Maybe they should invite former Director Gonzalez back to run the agency again. 

The Federation for American Immigration Reform (FAIR) managed to get a portion of that FDNS report, and the Fox News report says it reveals that “100,948 forms were filled out by 3,218 serial sponsors – those whose [Social Security] number appears on 20 or more forms”.

Fox News further explains that FDNS: 

also found that 24 of the 1,000 most used numbers belonged to a dead person. Meanwhile, 100 physical addresses were used between 124 and 739 times on over 19,000 forms. Those addresses included storage units. One sponsor phone number was submitted on over 2,000 forms, and there were 2,839 forms with non-existent sponsor zip codes, according to the leak.

Perish the thought that any beneficiaries are engaged in fraud, however: 

DHS stressed to Fox News Digital that CHNV beneficiaries are "thoroughly screened and vetted prior to their arrival to the United States." 

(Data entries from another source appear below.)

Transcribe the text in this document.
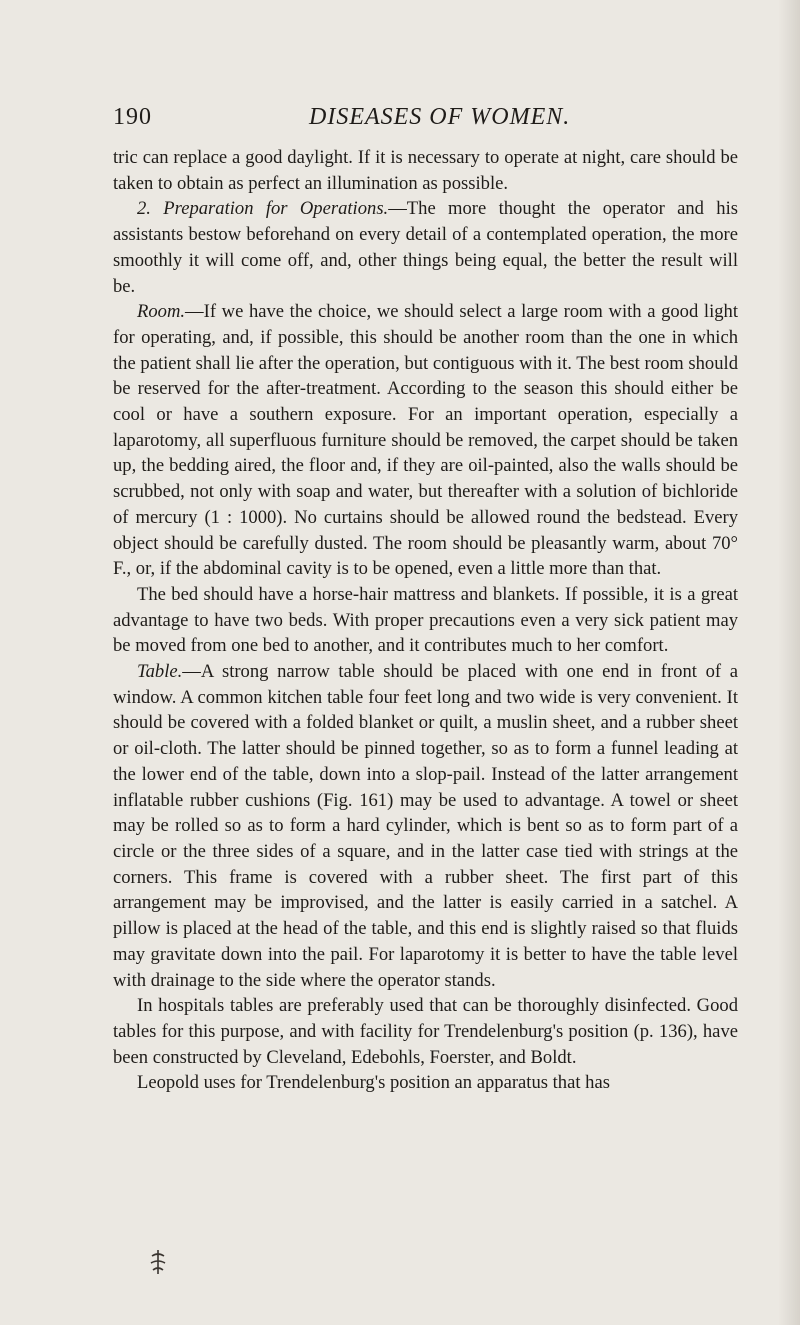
190	DISEASES OF WOMEN.

tric can replace a good daylight. If it is necessary to operate at night, care should be taken to obtain as perfect an illumination as possible.

2. Preparation for Operations.—The more thought the operator and his assistants bestow beforehand on every detail of a contemplated operation, the more smoothly it will come off, and, other things being equal, the better the result will be.

Room.—If we have the choice, we should select a large room with a good light for operating, and, if possible, this should be another room than the one in which the patient shall lie after the operation, but contiguous with it. The best room should be reserved for the after-treatment. According to the season this should either be cool or have a southern exposure. For an important operation, especially a laparotomy, all superfluous furniture should be removed, the carpet should be taken up, the bedding aired, the floor and, if they are oil-painted, also the walls should be scrubbed, not only with soap and water, but thereafter with a solution of bichloride of mercury (1 : 1000). No curtains should be allowed round the bedstead. Every object should be carefully dusted. The room should be pleasantly warm, about 70° F., or, if the abdominal cavity is to be opened, even a little more than that.

The bed should have a horse-hair mattress and blankets. If possible, it is a great advantage to have two beds. With proper precautions even a very sick patient may be moved from one bed to another, and it contributes much to her comfort.

Table.—A strong narrow table should be placed with one end in front of a window. A common kitchen table four feet long and two wide is very convenient. It should be covered with a folded blanket or quilt, a muslin sheet, and a rubber sheet or oil-cloth. The latter should be pinned together, so as to form a funnel leading at the lower end of the table, down into a slop-pail. Instead of the latter arrangement inflatable rubber cushions (Fig. 161) may be used to advantage. A towel or sheet may be rolled so as to form a hard cylinder, which is bent so as to form part of a circle or the three sides of a square, and in the latter case tied with strings at the corners. This frame is covered with a rubber sheet. The first part of this arrangement may be improvised, and the latter is easily carried in a satchel. A pillow is placed at the head of the table, and this end is slightly raised so that fluids may gravitate down into the pail. For laparotomy it is better to have the table level with drainage to the side where the operator stands.

In hospitals tables are preferably used that can be thoroughly disinfected. Good tables for this purpose, and with facility for Trendelenburg's position (p. 136), have been constructed by Cleveland, Edebohls, Foerster, and Boldt.

Leopold uses for Trendelenburg's position an apparatus that has
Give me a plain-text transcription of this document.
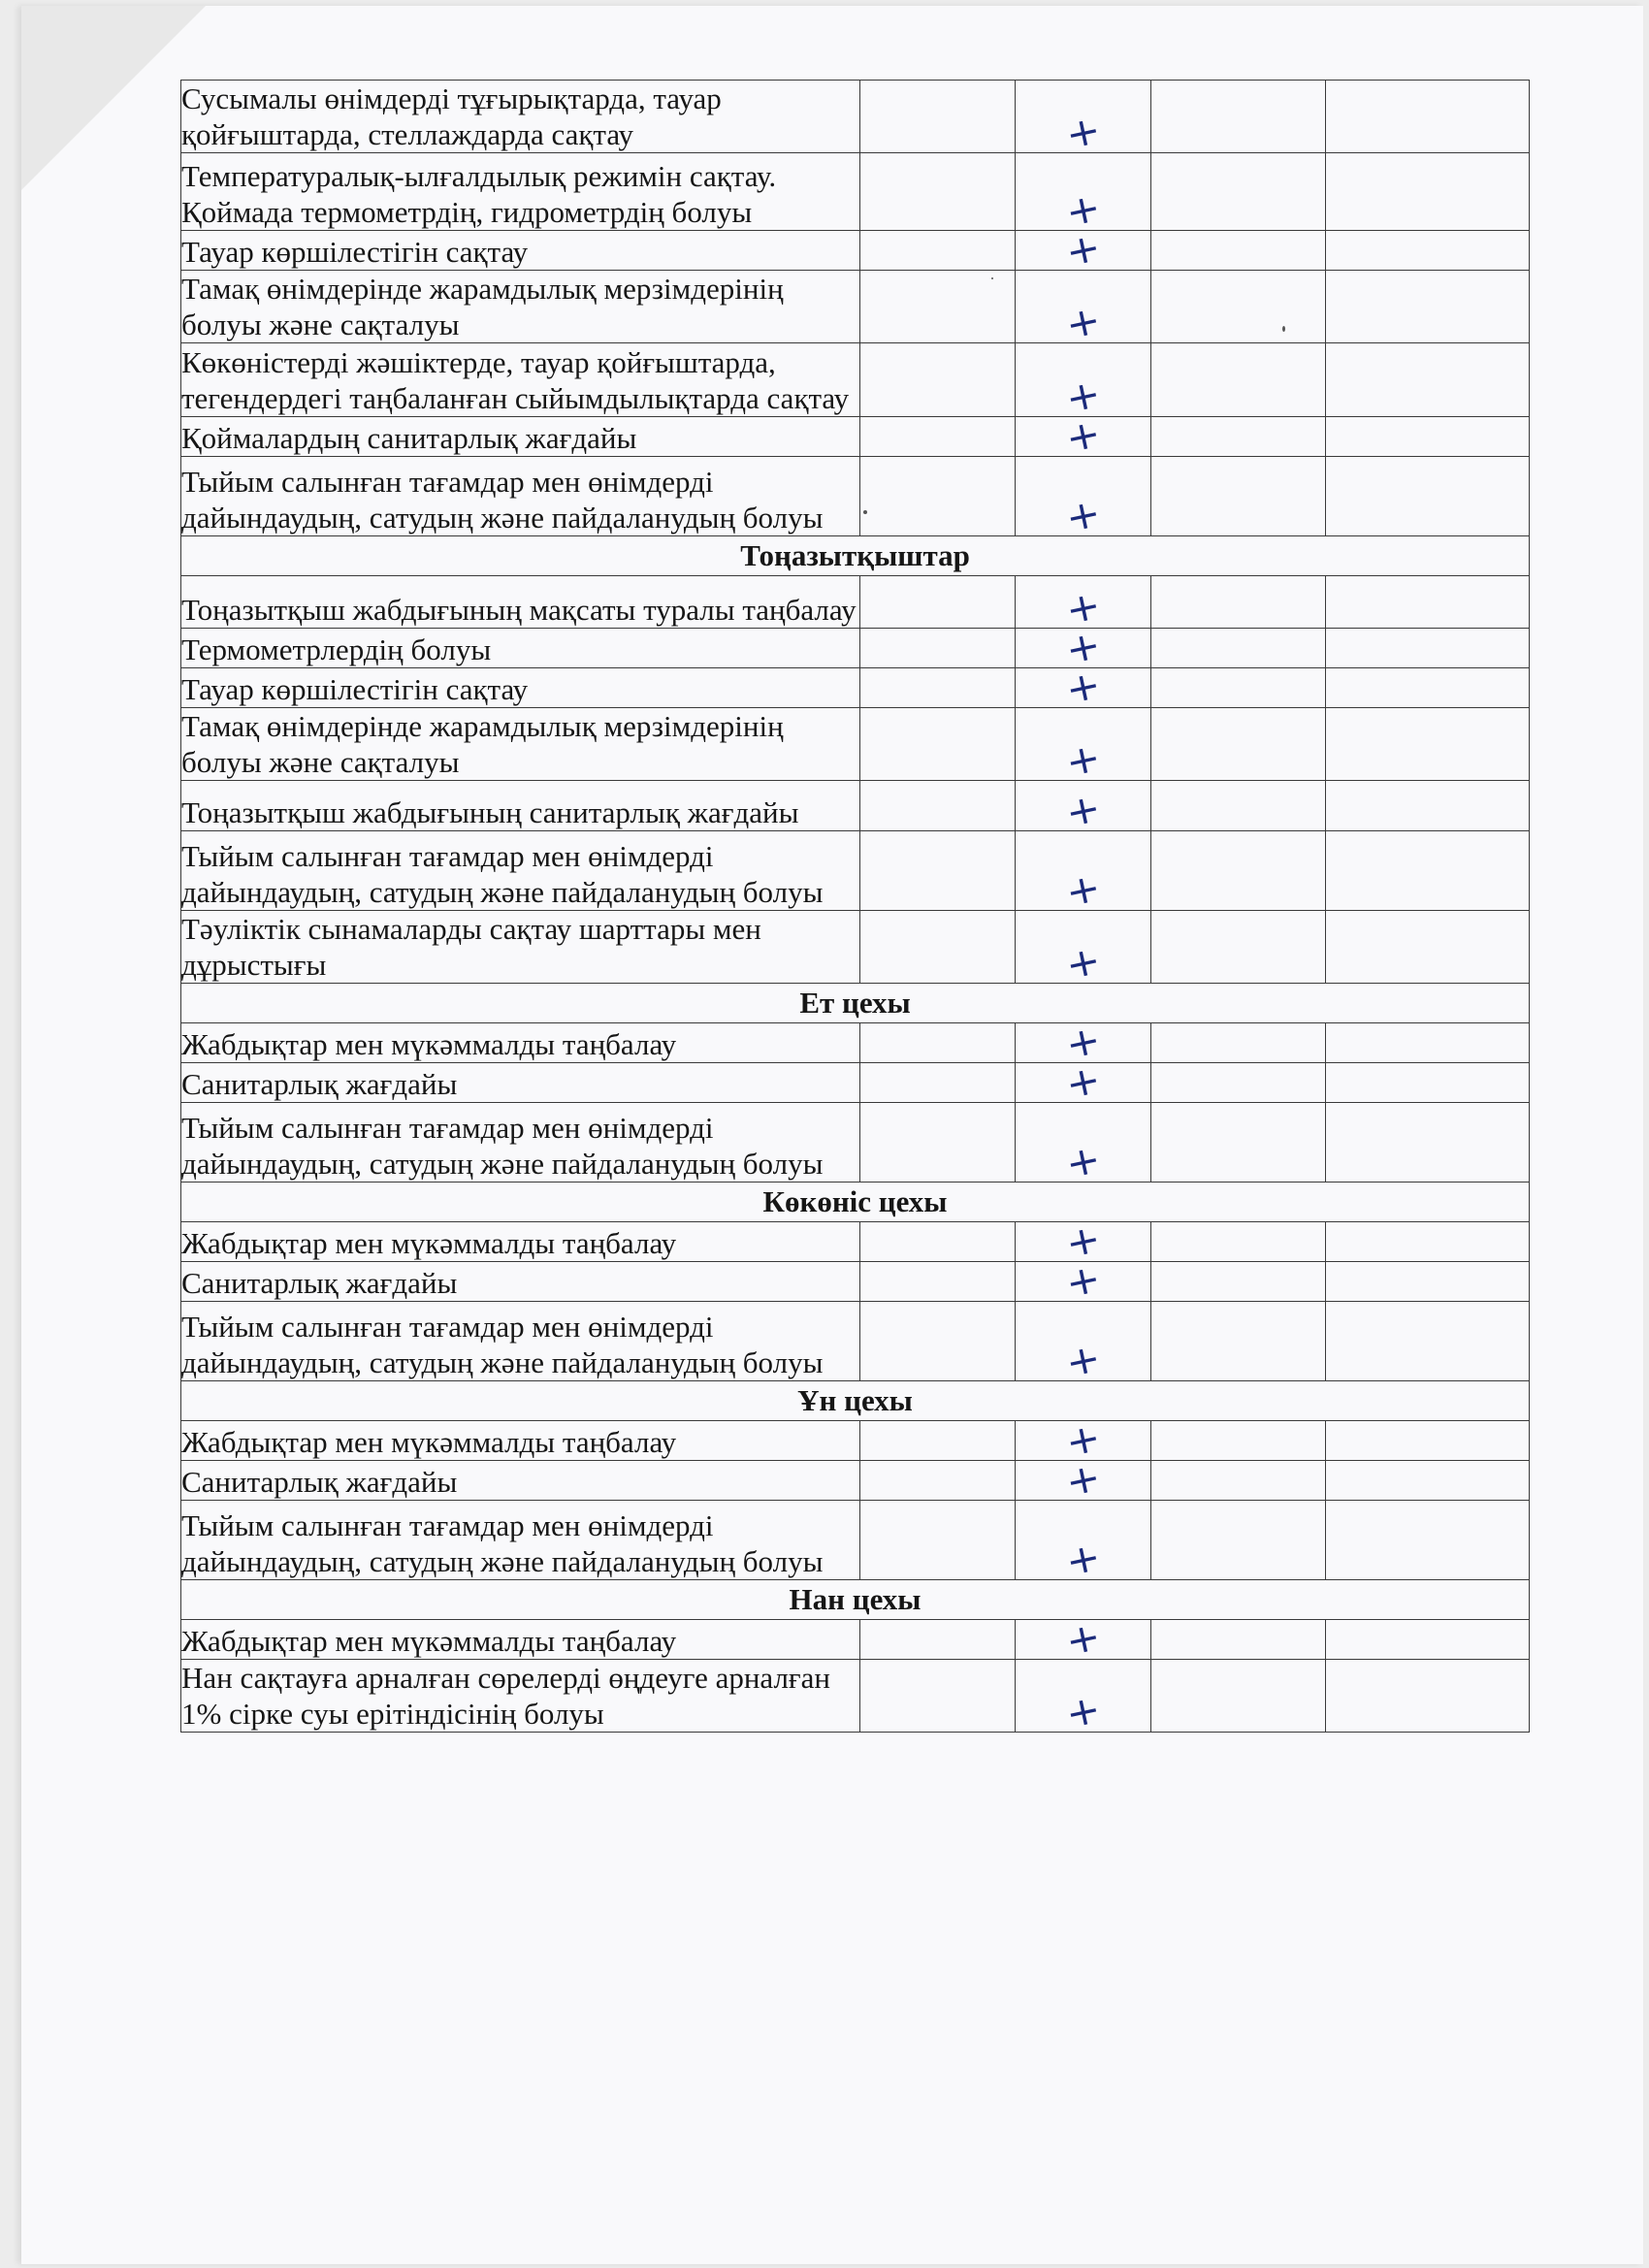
Сусымалы өнімдерді тұғырықтарда, тауар қойғыштарда, стеллаждарда сақтау		+		
Температуралық-ылғалдылық режимін сақтау. Қоймада термометрдің, гидрометрдің болуы		+		
Тауар көршілестігін сақтау		+		
Тамақ өнімдерінде жарамдылық мерзімдерінің болуы және сақталуы		+		
Көкөністерді жәшіктерде, тауар қойғыштарда, тегендердегі таңбаланған сыйымдылықтарда сақтау		+		
Қоймалардың санитарлық жағдайы		+		
Тыйым салынған тағамдар мен өнімдерді дайындаудың, сатудың және пайдаланудың болуы		+		
Тоңазытқыштар				
Тоңазытқыш жабдығының мақсаты туралы таңбалау		+		
Термометрлердің болуы		+		
Тауар көршілестігін сақтау		+		
Тамақ өнімдерінде жарамдылық мерзімдерінің болуы және сақталуы		+		
Тоңазытқыш жабдығының санитарлық жағдайы		+		
Тыйым салынған тағамдар мен өнімдерді дайындаудың, сатудың және пайдаланудың болуы		+		
Тәуліктік сынамаларды сақтау шарттары мен дұрыстығы		+		
Ет цехы				
Жабдықтар мен мүкәммалды таңбалау		+		
Санитарлық жағдайы		+		
Тыйым салынған тағамдар мен өнімдерді дайындаудың, сатудың және пайдаланудың болуы		+		
Көкөніс цехы				
Жабдықтар мен мүкәммалды таңбалау		+		
Санитарлық жағдайы		+		
Тыйым салынған тағамдар мен өнімдерді дайындаудың, сатудың және пайдаланудың болуы		+		
Ұн цехы				
Жабдықтар мен мүкәммалды таңбалау		+		
Санитарлық жағдайы		+		
Тыйым салынған тағамдар мен өнімдерді дайындаудың, сатудың және пайдаланудың болуы		+		
Нан цехы				
Жабдықтар мен мүкәммалды таңбалау		+		
Нан сақтауға арналған сөрелерді өңдеуге арналған 1% сірке суы ерітіндісінің болуы		+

"The multi-layered screening and vetting for advanced travel authorizations is separate from the screening of U.S.-based supporters," the spokesperson said. "DHS has not identified issues of concern relating to the screening and vetting of beneficiaries." 

Color me skeptical about the effectiveness of that screening, given the fact that on March 14, a 26-year-old Haitian national who entered under the program, was arraigned in state court in Massachusetts on one count of aggravated rape of a 15-year-old girl. 

The presence of dead and serial “supporters” should be a sign that the Biden-Harris CHNV parole program is not only illegal, but rotten to the core. And the fact parolees are arriving from as far away as the pampas and the antipodes should suggest it’s not really stemming illegal migration at the border.